Ebenso etablierten sich ab den 1920er Jahren verschiedene internationale Spezialwettbewerbe. Im Hochschulsport richtete die 1919 gegründete Confédération internationale des étudiants in der Zwischenkriegszeit verschiedene internationale Veranstaltungen aus. Im frühen Kalten Krieg gab es dann konkurrierende Veranstaltungen des Ostens und Westens, bevor sich ab 1959 die von der International University Sports Federation (FISU) ausgerichteten Universiaden etablierten. Im Behindertensport fanden ab 1924 regelmäßig die International Games for the Deaf (seit 2001: Deaflympics) statt. 1948 wurden die ersten Stoke Mandeville Games for the Paralyzed ausgetragen, aus denen 1960 die Paralympics hervorgingen. 1968 fanden die ersten Special Olympics der geistig Behinderten statt, initiiert von Eunice Shriver (1921–2009), einer Schwester John F. Kennedys (1917–1963), vor dem Hintergrund der Behinderung ihrer Schwester Rosemary (1918–2005) nach einer Lobotomie. Im Militärsport fanden im Sommer 1919 die "Interalliierten Spiele" in Paris statt, eine Art sportliche Siegesfeier zum Ende des Weltkriegs, die dem olympischen Programm folgte, zu der aber nur Kriegsteilnehmer der Siegermächte und ihrer Verbündeten zugelassen waren.27 1948 erfolgte dann die Gründung des Conseil International du Sport Militaire (CISM), der in verschiedenen Disziplinen Militär-Weltmeisterschaften auszurichten begann. 1958 entstand als einzige internationale Sportsonderorganisation des Ostblocks das Sportkomitee der Befreundeten Armeen, das als Veranstalter der Spartakiaden der befreundeten Armeen fungierte.

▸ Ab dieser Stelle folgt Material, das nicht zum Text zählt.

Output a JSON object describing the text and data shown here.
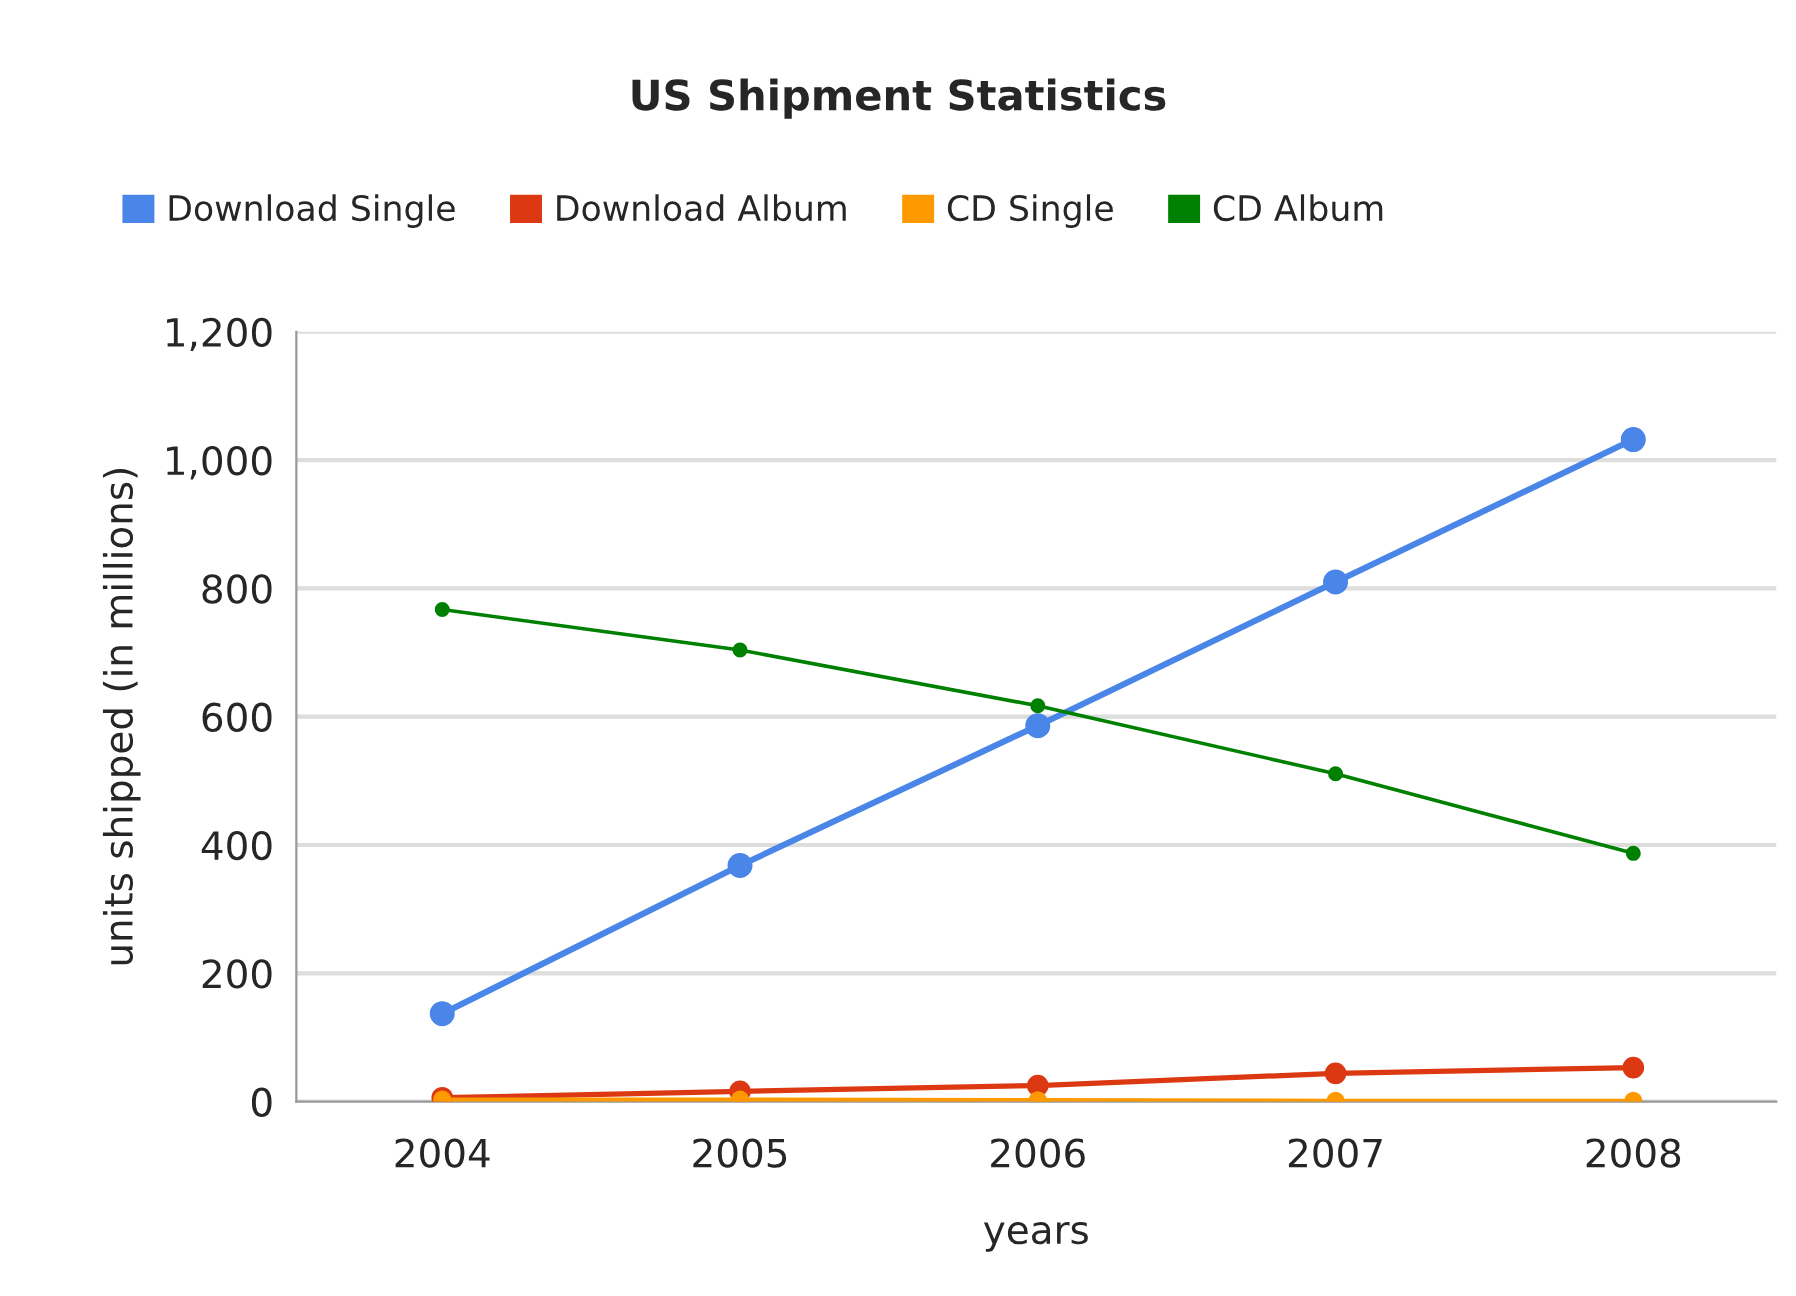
{
  "chart_data": {
    "type": "line",
    "title": "US Shipment Statistics",
    "xlabel": "years",
    "ylabel": "units shipped (in millions)",
    "categories": [
      "2004",
      "2005",
      "2006",
      "2007",
      "2008"
    ],
    "series": [
      {
        "name": "Download Single",
        "color": "#4a86e8",
        "values": [
          137,
          368,
          586,
          810,
          1032
        ]
      },
      {
        "name": "Download Album",
        "color": "#dc3912",
        "values": [
          6,
          16,
          25,
          44,
          53
        ]
      },
      {
        "name": "CD Single",
        "color": "#ff9900",
        "values": [
          3,
          3,
          2,
          1,
          1
        ]
      },
      {
        "name": "CD Album",
        "color": "#008000",
        "values": [
          767,
          704,
          617,
          511,
          387
        ]
      }
    ],
    "ylim": [
      0,
      1200
    ],
    "yticks": [
      0,
      {
        "value": 200,
        "label": "200"
      },
      {
        "value": 400,
        "label": "400"
      },
      {
        "value": 600,
        "label": "600"
      },
      {
        "value": 800,
        "label": "800"
      },
      {
        "value": 1000,
        "label": "1,000"
      },
      {
        "value": 1200,
        "label": "1,200"
      }
    ],
    "grid": "y",
    "legend": "top",
    "marker": "circle",
    "line_style": "solid"
  }
}
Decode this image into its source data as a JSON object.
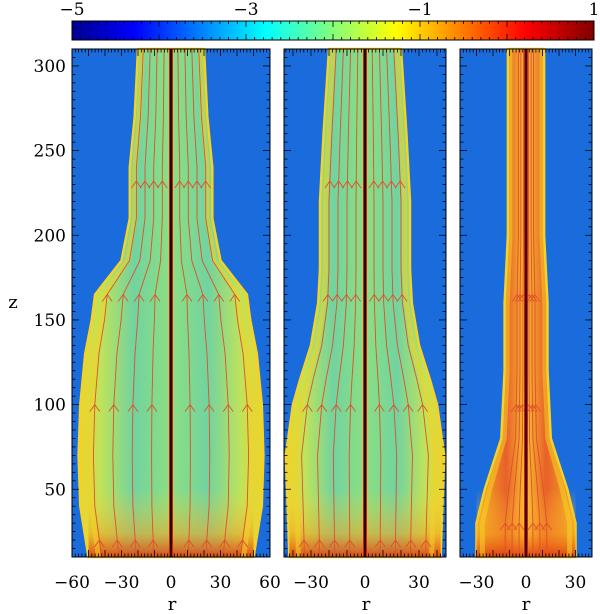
{
  "chart_data": {
    "type": "heatmap",
    "colorbar": {
      "range": [
        -5,
        1
      ],
      "ticks": [
        -5,
        -3,
        -1,
        1
      ],
      "tick_labels": [
        "−5",
        "−3",
        "−1",
        "1"
      ],
      "colormap": "jet",
      "stops": [
        "#00008f",
        "#0000ff",
        "#00ffff",
        "#ffff00",
        "#ff0000",
        "#800000"
      ]
    },
    "ylabel": "z",
    "yticks": [
      50,
      100,
      150,
      200,
      250,
      300
    ],
    "ylim": [
      10,
      310
    ],
    "colors": {
      "background": "#1a6cdc",
      "jet_body": "#6fdc78",
      "jet_edge": "#f4d226",
      "axis_line": "#000000",
      "field_line": "#e0502a",
      "shear_spine": "#d41f10"
    },
    "panels": [
      {
        "xlabel": "r",
        "xlim": [
          -60,
          60
        ],
        "xticks": [
          -60,
          -30,
          0,
          30,
          60
        ],
        "xtick_labels": [
          "−60",
          "−30",
          "0",
          "30",
          "60"
        ],
        "jet_profile": {
          "z": [
            10,
            40,
            70,
            100,
            130,
            150,
            165,
            185,
            210,
            240,
            270,
            310
          ],
          "half_width": [
            50,
            55,
            56,
            55,
            52,
            48,
            46,
            30,
            25,
            25,
            22,
            20
          ]
        },
        "field_line_radii": [
          10,
          20,
          30,
          40
        ],
        "arrow_heights": [
          20,
          100,
          165,
          232
        ]
      },
      {
        "xlabel": "r",
        "xlim": [
          -45,
          45
        ],
        "xticks": [
          -30,
          0,
          30
        ],
        "xtick_labels": [
          "−30",
          "0",
          "30"
        ],
        "jet_profile": {
          "z": [
            10,
            40,
            70,
            100,
            115,
            135,
            160,
            180,
            220,
            260,
            310
          ],
          "half_width": [
            42,
            43,
            44,
            40,
            36,
            30,
            26,
            25,
            25,
            23,
            20
          ]
        },
        "field_line_radii": [
          8,
          16,
          24,
          32
        ],
        "arrow_heights": [
          20,
          100,
          165,
          232
        ]
      },
      {
        "xlabel": "r",
        "xlim": [
          -40,
          40
        ],
        "xticks": [
          -30,
          0,
          30
        ],
        "xtick_labels": [
          "−30",
          "0",
          "30"
        ],
        "jet_profile": {
          "z": [
            10,
            30,
            50,
            65,
            80,
            120,
            160,
            200,
            250,
            310
          ],
          "half_width": [
            30,
            30,
            25,
            20,
            15,
            13,
            13,
            11,
            11,
            11
          ]
        },
        "field_line_radii": [
          4,
          8,
          12
        ],
        "arrow_heights": [
          30,
          100,
          165
        ]
      }
    ]
  }
}
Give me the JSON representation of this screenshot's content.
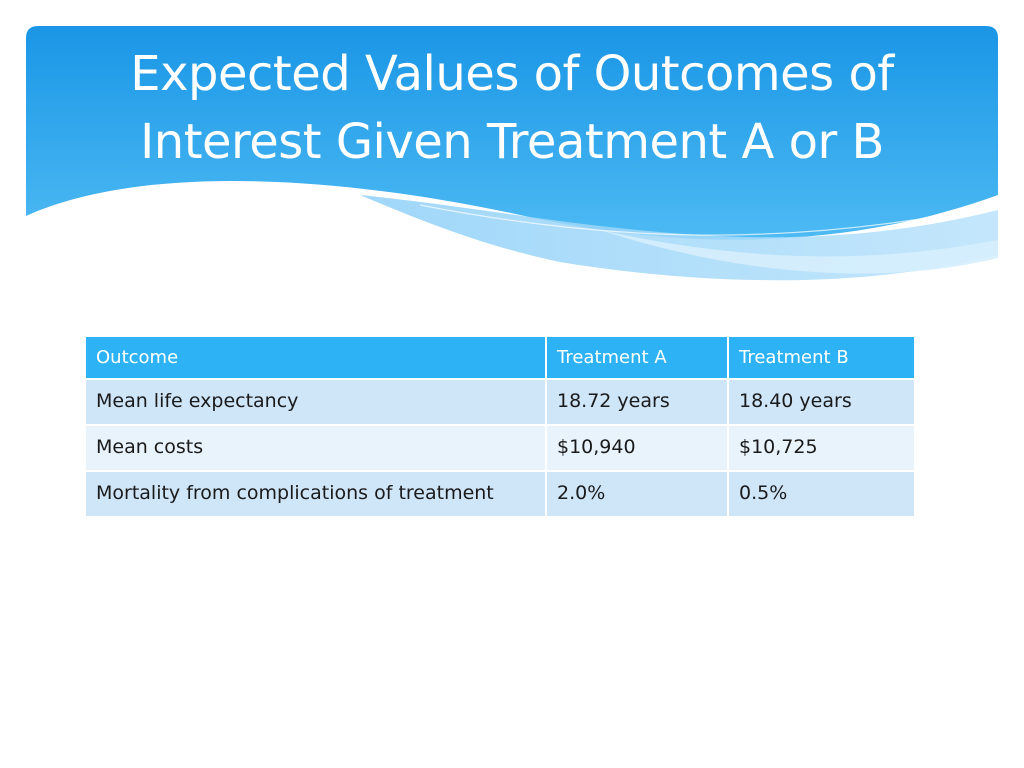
{
  "slide": {
    "title": "Expected Values of Outcomes of Interest Given Treatment A or B"
  },
  "table": {
    "headers": [
      "Outcome",
      "Treatment A",
      "Treatment B"
    ],
    "rows": [
      [
        "Mean life expectancy",
        "18.72 years",
        "18.40 years"
      ],
      [
        "Mean costs",
        "$10,940",
        "$10,725"
      ],
      [
        "Mortality from complications of treatment",
        "2.0%",
        "0.5%"
      ]
    ]
  },
  "colors": {
    "header_blue": "#2db3f5",
    "row_odd": "#cfe5f8",
    "row_even": "#e8f3fc",
    "title_text": "#ffffff"
  }
}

Insgesamt erfolgte damit nach den weitgehend europäischen Ursprüngen des internationalen Sports im 19. und frühen 20. Jahrhundert zur Jahrhundertmitte sowohl in Struktur und Funktionsweise der internationalen Sportorganisationen als auch bei den Sportgroßveranstaltungen im Zeichen des Kalten Kriegs und der Dekolonisation eine Globalisierung. Diese machte Europa auch in sportlicher Hinsicht zu einem Kontinent neben anderen und provinzialisierte es gleichsam innerhalb des globalen Sportsystems.